小さくも重要ないくつもの場面
シルヴィー・ジェルマン, 岩坂悦子(2024)
白水社
感想
日本で一般的なサラリーマン生活を送る私にとって、かなり特殊な人生を過ごした主人公リリ/バルバラだが、どこか他人事には思えない。彼女の経験した出来事は私の人生にかすりもしないのに、すごく身近に思える、不思議な作品。
そう感じる理由の1つは間違いなく描写力だろう。同じフランス文学であるジャン・クリストフ(ロマン・ロラン)を思わせる細やかかつ雄大な筆致は、人生の各場面の細部を逃さず描ききる。ゆえに、具体的な経験として通じることはなくとも、抽象化されたところで作品と心を交わすことができる。
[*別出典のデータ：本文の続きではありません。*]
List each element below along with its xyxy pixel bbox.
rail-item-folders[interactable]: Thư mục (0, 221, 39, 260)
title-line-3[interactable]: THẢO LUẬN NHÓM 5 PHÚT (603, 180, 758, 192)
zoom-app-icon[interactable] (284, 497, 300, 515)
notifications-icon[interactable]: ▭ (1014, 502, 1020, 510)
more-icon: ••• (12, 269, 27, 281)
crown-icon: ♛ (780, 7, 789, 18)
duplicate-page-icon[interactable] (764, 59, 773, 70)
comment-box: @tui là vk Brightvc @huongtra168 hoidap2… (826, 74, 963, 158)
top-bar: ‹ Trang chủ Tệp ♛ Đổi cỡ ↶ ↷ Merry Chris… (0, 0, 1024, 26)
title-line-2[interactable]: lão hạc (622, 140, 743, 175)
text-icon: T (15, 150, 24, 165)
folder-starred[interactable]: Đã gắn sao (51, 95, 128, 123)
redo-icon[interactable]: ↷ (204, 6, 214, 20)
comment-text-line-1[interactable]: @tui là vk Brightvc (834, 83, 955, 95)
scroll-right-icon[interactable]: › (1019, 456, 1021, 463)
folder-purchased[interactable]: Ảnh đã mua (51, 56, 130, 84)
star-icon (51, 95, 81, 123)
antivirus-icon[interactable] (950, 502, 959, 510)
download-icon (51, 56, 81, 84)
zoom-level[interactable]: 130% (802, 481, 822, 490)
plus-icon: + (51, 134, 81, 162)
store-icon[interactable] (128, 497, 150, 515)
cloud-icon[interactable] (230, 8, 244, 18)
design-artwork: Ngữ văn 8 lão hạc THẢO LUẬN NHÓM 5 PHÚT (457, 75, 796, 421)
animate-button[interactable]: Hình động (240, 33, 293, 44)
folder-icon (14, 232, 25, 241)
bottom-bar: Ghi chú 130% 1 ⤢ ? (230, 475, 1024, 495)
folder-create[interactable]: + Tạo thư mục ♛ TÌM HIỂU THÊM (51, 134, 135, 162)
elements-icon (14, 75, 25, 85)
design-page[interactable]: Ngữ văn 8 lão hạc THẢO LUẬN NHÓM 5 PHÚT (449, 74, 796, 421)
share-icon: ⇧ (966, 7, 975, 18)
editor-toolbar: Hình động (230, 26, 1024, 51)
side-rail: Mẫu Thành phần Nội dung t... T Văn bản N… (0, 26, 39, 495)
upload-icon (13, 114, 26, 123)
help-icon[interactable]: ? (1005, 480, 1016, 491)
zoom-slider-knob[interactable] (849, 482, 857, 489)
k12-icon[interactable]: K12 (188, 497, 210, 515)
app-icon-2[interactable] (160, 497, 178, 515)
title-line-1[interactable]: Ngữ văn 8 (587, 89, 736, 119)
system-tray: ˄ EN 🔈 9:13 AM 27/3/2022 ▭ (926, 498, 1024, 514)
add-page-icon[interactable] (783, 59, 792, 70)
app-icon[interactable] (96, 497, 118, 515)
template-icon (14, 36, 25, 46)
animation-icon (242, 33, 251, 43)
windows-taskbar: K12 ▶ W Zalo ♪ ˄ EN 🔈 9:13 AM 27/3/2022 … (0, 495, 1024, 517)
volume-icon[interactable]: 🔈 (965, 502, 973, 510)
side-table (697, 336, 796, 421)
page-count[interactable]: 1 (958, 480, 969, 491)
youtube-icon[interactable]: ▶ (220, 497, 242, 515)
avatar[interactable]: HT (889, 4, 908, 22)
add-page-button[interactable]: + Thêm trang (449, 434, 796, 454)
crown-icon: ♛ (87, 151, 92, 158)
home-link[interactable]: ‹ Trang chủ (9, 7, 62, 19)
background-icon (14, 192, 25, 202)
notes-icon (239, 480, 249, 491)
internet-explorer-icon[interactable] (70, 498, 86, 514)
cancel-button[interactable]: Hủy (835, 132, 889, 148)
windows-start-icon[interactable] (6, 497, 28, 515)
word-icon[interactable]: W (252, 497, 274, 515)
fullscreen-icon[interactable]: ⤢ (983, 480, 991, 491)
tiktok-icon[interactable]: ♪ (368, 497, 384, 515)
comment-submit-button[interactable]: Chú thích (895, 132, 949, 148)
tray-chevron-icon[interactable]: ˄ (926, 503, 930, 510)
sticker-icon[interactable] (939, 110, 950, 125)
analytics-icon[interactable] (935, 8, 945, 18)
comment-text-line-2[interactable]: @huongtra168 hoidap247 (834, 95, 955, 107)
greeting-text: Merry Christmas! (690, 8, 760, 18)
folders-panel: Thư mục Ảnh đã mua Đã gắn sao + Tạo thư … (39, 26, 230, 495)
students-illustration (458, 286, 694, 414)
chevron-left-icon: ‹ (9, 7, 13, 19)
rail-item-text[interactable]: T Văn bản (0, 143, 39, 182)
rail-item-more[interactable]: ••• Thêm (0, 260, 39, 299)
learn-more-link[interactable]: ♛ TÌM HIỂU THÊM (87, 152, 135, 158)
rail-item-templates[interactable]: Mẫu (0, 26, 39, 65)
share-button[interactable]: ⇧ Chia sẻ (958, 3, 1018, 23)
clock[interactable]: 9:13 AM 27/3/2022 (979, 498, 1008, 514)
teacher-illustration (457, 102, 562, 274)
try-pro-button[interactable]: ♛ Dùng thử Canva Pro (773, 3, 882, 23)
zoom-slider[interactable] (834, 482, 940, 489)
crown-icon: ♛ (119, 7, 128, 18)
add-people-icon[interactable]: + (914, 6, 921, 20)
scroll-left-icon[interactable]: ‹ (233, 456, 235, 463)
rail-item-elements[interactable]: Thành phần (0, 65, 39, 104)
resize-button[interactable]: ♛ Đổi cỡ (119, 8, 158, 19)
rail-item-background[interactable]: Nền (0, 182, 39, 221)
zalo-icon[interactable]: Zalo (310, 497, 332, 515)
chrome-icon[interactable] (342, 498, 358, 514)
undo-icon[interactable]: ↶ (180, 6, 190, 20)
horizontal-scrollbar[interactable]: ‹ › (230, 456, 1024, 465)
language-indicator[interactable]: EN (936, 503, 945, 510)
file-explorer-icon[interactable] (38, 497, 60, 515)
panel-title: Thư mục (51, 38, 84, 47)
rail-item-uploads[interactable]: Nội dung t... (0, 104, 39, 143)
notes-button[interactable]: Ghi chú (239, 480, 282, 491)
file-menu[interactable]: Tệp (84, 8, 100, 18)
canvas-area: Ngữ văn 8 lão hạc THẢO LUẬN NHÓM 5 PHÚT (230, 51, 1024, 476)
また、本作では明確な主張や回答が用意されていない。あるのは、人生と向き合い続ける思考プロセスである。生きた人間の、血の通った人間の、何十年もかけて醸成された人生に対する目線は、確実に読者の心を揺さぶる。少なくとも、私は感じた。人生という大きなものの中に散りばめられた、取りこぼしてはいけない小さいものは何かと、少しばかり考えた。
余談(反省)
細切れに読みすぎた。ちゃっちゃか読みすぎた。本書はもっとじっくりと、長時間かけて味わうべきだった。血の通った感想は再読した際に書きたい。